The 1111(b) election did not convert the USA-FmHA's nonrecourse claim into a recourse claim, as the debtors assert. The plain language of 1111(b) states that "[a] claim secured by a lien on property of the estate shall be allowed or disallowed . . . the same as if the holder of such claim had recourse against the debtor . . . unless . . . the class of which such claim is a part elects . . . application of [ 1111(b)(2)]." 11 U.S.C. 1111(b) (West 1991) (emphasis added). The USA-FmHA did elect under 1111(b)(2) and therefore the "unless" language clearly serves to remove its claim from the provision specifying treatment as a recourse claim. See In re Broad Assocs. Ltd. Partnership, 125 B.R. 707, 712 (Bankr. D. Conn. 1991). The USA-FmHA has in effect a fully secured nonrecourse claim. See In re Cook, 126 B.R. at 581.

In addition to judicial precedent, the legislative history also clearly supports the USA-FmHA's position here.

If section 1111(b)(2) applies then the "electing" class is entitled to have the entire allowed amount of the debt related to such property secured by a lien even if the value of the collateral is less than the amount of the debt.
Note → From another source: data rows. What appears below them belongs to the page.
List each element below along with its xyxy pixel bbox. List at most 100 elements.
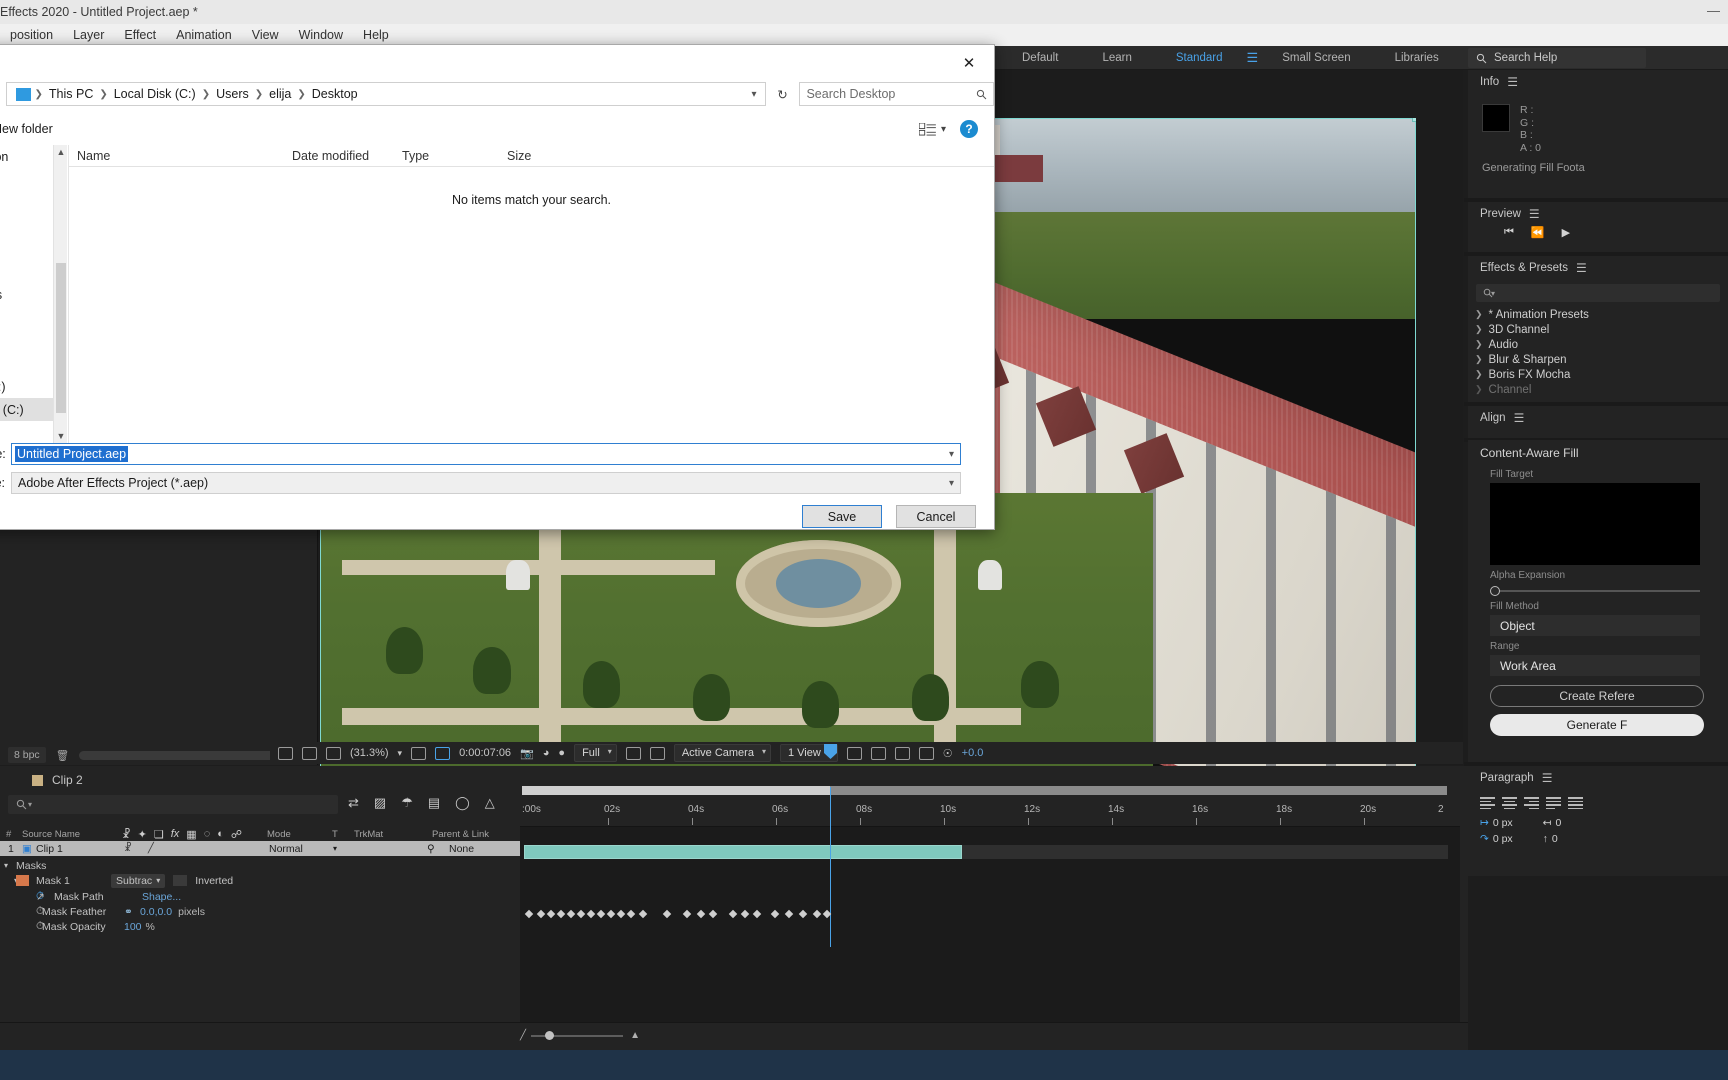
layer-duration-bar[interactable] <box>524 845 962 859</box>
paragraph-indent-row-1[interactable]: ↦ 0 px ↤ 0 <box>1468 817 1728 829</box>
menu-item-layer[interactable]: Layer <box>63 28 114 42</box>
comp-flowchart-icon[interactable] <box>918 746 934 760</box>
chevron-down-icon[interactable]: ▾ <box>941 124 946 135</box>
filetype-select[interactable]: Adobe After Effects Project (*.aep) ▾ <box>11 472 961 494</box>
dialog-close-button[interactable]: ✕ <box>954 51 984 75</box>
breadcrumb-elija[interactable]: elija <box>264 87 296 101</box>
search-chevron-down-icon[interactable]: ▾ <box>28 800 32 809</box>
effects-item-audio[interactable]: ❯ Audio <box>1468 337 1728 352</box>
shy-switch[interactable]: ☧ <box>124 843 132 854</box>
breadcrumb-desktop[interactable]: Desktop <box>307 87 363 101</box>
menu-item-effect[interactable]: Effect <box>114 28 166 42</box>
mask-inverted-checkbox[interactable] <box>173 875 188 886</box>
play-button[interactable]: ▶ <box>1562 226 1570 239</box>
justify-all-icon[interactable] <box>1568 797 1583 809</box>
timeline-toolbar[interactable]: ⇄ ▨ ☂ ▤ ◯ △ <box>348 795 495 811</box>
space-before-value[interactable]: 0 <box>1552 833 1558 845</box>
layer-blend-mode[interactable]: Normal <box>269 843 333 855</box>
adjustment-layer-icon[interactable]: ◐ <box>217 828 224 841</box>
stopwatch-icon[interactable]: ⏱ <box>0 890 44 903</box>
workspace-menu-icon[interactable]: ☰ <box>1245 50 1261 66</box>
preview-panel-menu-icon[interactable]: ☰ <box>1529 207 1540 221</box>
timeline-comp-tab[interactable]: Clip 2 <box>0 766 83 794</box>
filename-chevron-down-icon[interactable]: ▾ <box>949 449 954 460</box>
sidebar-item-1[interactable]: r <box>0 168 53 191</box>
timeline-icon[interactable] <box>894 746 910 760</box>
motion-blur-icon[interactable]: ◌ <box>204 828 211 841</box>
menu-item-window[interactable]: Window <box>289 28 353 42</box>
parent-pick-whip-icon[interactable]: ⚲ <box>427 843 449 855</box>
effects-item-boris-fx-mocha[interactable]: ❯ Boris FX Mocha <box>1468 367 1728 382</box>
breadcrumb[interactable]: ❯ This PC ❯ Local Disk (C:) ❯ Users ❯ el… <box>5 82 766 106</box>
justify-last-left-icon[interactable] <box>1546 797 1561 809</box>
mask-color-swatch[interactable] <box>16 875 29 886</box>
sidebar-scrollbar[interactable]: ▲ ▼ <box>53 145 67 443</box>
timeline-graph-area[interactable] <box>520 787 1460 1022</box>
menu-item-composition[interactable]: position <box>0 28 63 42</box>
first-frame-button[interactable]: ⏮ <box>1504 226 1514 239</box>
transparency-toggle-icon[interactable] <box>649 746 665 760</box>
tab-standard[interactable]: Standard <box>1154 46 1245 70</box>
sidebar-item-6[interactable]: oads <box>0 283 53 306</box>
quality-icon[interactable]: ❏ <box>154 828 164 841</box>
menu-item-view[interactable]: View <box>242 28 289 42</box>
change-view-button[interactable]: ▾ <box>918 122 946 136</box>
align-center-icon[interactable] <box>1502 797 1517 809</box>
stopwatch-icon[interactable]: ⏱ <box>0 920 44 933</box>
align-left-icon[interactable] <box>1480 797 1495 809</box>
stopwatch-icon[interactable]: ⏱ <box>0 905 44 918</box>
mask-row[interactable]: ▾ Mask 1 Subtrac ▾ Inverted <box>0 873 520 888</box>
sidebar-item-9[interactable] <box>0 352 53 375</box>
bit-depth-label[interactable]: 8 bpc <box>8 747 46 763</box>
table-row[interactable]: 1 ▣ Clip 1 ☧ ╱ Normal ▾ ⚲ None <box>0 841 520 856</box>
composition-mini-flowchart-icon[interactable]: ⇄ <box>348 795 359 811</box>
mask-path-row[interactable]: ⏱ ↗ Mask Path Shape... <box>0 889 520 904</box>
zoom-out-icon[interactable]: ╱ <box>520 1030 526 1041</box>
align-right-icon[interactable] <box>1524 797 1539 809</box>
workspace-tabs[interactable]: Default Learn Standard ☰ Small Screen Li… <box>1000 46 1532 70</box>
frame-blend-icon[interactable]: ▦ <box>186 828 196 841</box>
tab-libraries[interactable]: Libraries <box>1373 46 1461 70</box>
link-icon[interactable]: ⚭ <box>124 906 140 918</box>
mask-mode-select[interactable]: Subtrac ▾ <box>111 873 166 888</box>
scroll-down-icon[interactable]: ▼ <box>54 429 68 443</box>
fast-previews-icon[interactable] <box>870 746 886 760</box>
search-chevron-down-icon[interactable]: ▾ <box>1491 289 1495 298</box>
mask-path-value[interactable]: Shape... <box>142 891 181 903</box>
exposure-reset-icon[interactable]: ☉ <box>943 747 953 760</box>
cancel-button[interactable]: Cancel <box>896 505 976 528</box>
effects-item-blur-sharpen[interactable]: ❯ Blur & Sharpen <box>1468 352 1728 367</box>
sidebar-item-5[interactable]: ents <box>0 260 53 283</box>
effects-item-channel[interactable]: ❯ Channel <box>1468 382 1728 397</box>
range-select[interactable]: Work Area <box>1490 655 1700 676</box>
column-date-modified[interactable]: Date modified <box>284 149 394 163</box>
scroll-up-icon[interactable]: ▲ <box>54 145 68 159</box>
breadcrumb-chevron-down-icon[interactable]: ▾ <box>751 89 764 100</box>
sidebar-item-7[interactable] <box>0 306 53 329</box>
motion-blur-icon[interactable]: ◯ <box>455 795 470 811</box>
mask-name[interactable]: Mask 1 <box>36 875 111 887</box>
filename-input[interactable]: Untitled Project.aep ▾ <box>11 443 961 465</box>
paragraph-align-buttons[interactable] <box>1468 790 1728 809</box>
region-of-interest-icon[interactable] <box>411 746 427 760</box>
current-timecode[interactable]: 0:00:07:06 <box>459 747 511 759</box>
column-name[interactable]: Name <box>69 149 284 163</box>
zoom-in-icon[interactable]: ▲ <box>630 1030 640 1041</box>
effects-icon[interactable]: fx <box>171 828 180 841</box>
delete-icon[interactable]: 🗑 <box>56 749 69 762</box>
file-list[interactable]: Name Date modified Type Size No items ma… <box>68 145 994 443</box>
search-input[interactable]: Search Desktop <box>799 82 994 106</box>
mask-feather-row[interactable]: ⏱ Mask Feather ⚭ 0.0,0.0 pixels <box>0 904 520 919</box>
sidebar-item-0[interactable]: fusion <box>0 145 53 168</box>
breadcrumb-this-pc[interactable]: This PC <box>44 87 98 101</box>
fill-target-thumbnail[interactable] <box>1490 483 1700 565</box>
toggle-transparency-grid-icon[interactable] <box>278 746 293 760</box>
sidebar-item-8[interactable]: s <box>0 329 53 352</box>
tab-small-screen[interactable]: Small Screen <box>1260 46 1372 70</box>
new-folder-button[interactable]: New folder <box>0 122 53 136</box>
effects-panel-menu-icon[interactable]: ☰ <box>1576 261 1587 275</box>
generate-fill-layer-button[interactable]: Generate F <box>1490 714 1704 736</box>
region-interest-toggle-icon[interactable] <box>625 746 641 760</box>
layer-name[interactable]: Clip 1 <box>36 843 124 855</box>
paragraph-panel-menu-icon[interactable]: ☰ <box>1542 771 1553 785</box>
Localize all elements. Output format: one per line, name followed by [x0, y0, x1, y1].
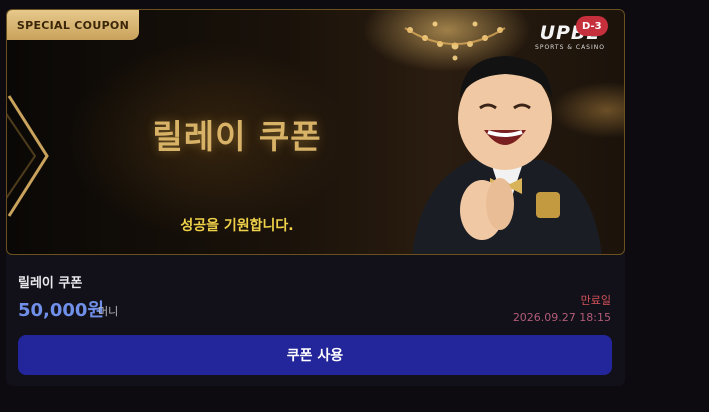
coupon-banner: SPECIAL COUPON 릴레이 쿠폰 성공을 기원합니다. UPBE SP…: [6, 9, 625, 255]
special-coupon-badge: SPECIAL COUPON: [7, 10, 139, 40]
coupon-unit: 머니: [98, 305, 119, 318]
use-coupon-button[interactable]: 쿠폰 사용: [18, 335, 612, 375]
banner-headline: 릴레이 쿠폰: [152, 117, 322, 156]
expiry-label: 만료일: [580, 294, 611, 307]
banner-subline: 성공을 기원합니다.: [180, 218, 294, 234]
expiry-date: 2026.09.27 18:15: [512, 311, 611, 324]
coupon-title: 릴레이 쿠폰: [18, 276, 83, 291]
dday-badge: D-3: [576, 16, 608, 36]
mascot-illustration: [412, 56, 602, 254]
chevron-right-icon: [7, 95, 49, 217]
coupon-card: SPECIAL COUPON 릴레이 쿠폰 성공을 기원합니다. UPBE SP…: [6, 9, 625, 386]
coupon-amount: 50,000원: [18, 300, 105, 321]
In addition, the plan must provide for the holder to receive, on account of the allowed secured claims, payments, either present or deferred, of a principal face amount equal to the amount of the debt and of a present value equal to the value of the collateral.
For example, if a creditor loaned $15 million to a debtor secured by real property worth $18 million and the value of the real property had dropped to $12 million by the date when the debtor commenced a proceeding under chapter 11, the plan could be confirmed notwithstanding the dissent of the creditor as long as the lien remains on the collateral to secure a $15 million debt, the face amount of present or extended payments to be made to the creditor under the plan is at least $15 million, and the present value of the present or deferred payments is not less than $12 million.

124 Cong. Rec. H11,104 (daily ed. Sept. 28, 1978) (statement of Rep. Edwards); 124 Cong. Rec. S17,421 (daily ed. Oct. 6, 1978) (statement of Sen. DeConcini).

Lastly, numerous commentators who have addressed this issue have reached conclusions consistent with the USA-FmHA's position here. See, e.g., 5 Collier on Bankruptcy para. 1129.03 at 1129-74 (15th ed. 1990); Pusateri, Swartz, and Shaiken, Section 1111(b) of the Bankruptcy Code: How Much Does the Debtor Have to Pay and When Should the Creditor Elect?, 58 Am. Bankr. L. J. 129, 131, 136 (1984); Klee, All You Ever Wanted to Know About Cram Down Under the New Bankruptcy Code, 53 Am. Bankr. L. J. 133, 152-161 (1979).

It is thus clear that the debtors' assertion that a cash payment of $75,698.39 would fully satisfy the USA-FmHA's claim in spite of the 1111(b) election is in error.

In order to comply with the Code, therefore, the debtors must provide the USA-FmHA with deferred cash payments equalling the greater of: 1) the present value of USA-FmHA's interest in the collateral ($75,698.39) or 2) the total claim ($397,261 plus interest to the date of filing). See 11 U.S.C. 1129(b)(2)(A)(i)(II) (West 1991); see also In re Whitemont Assocs. Ltd. Partnership, 125 B.R. at 358; Pusateri, Swartz and Shaiken, supra pp. 136-141. Since the debtors' plan does not comply with this provision, it is not confirmable in its present form.

Accordingly, confirmation of the debtors' Chapter 11 plan is denied.

This decision shall constitute findings of fact and conclusions of law pursuant to Bankruptcy Rule 7052 and Rule 52 of the Federal Rules of Civil Procedure.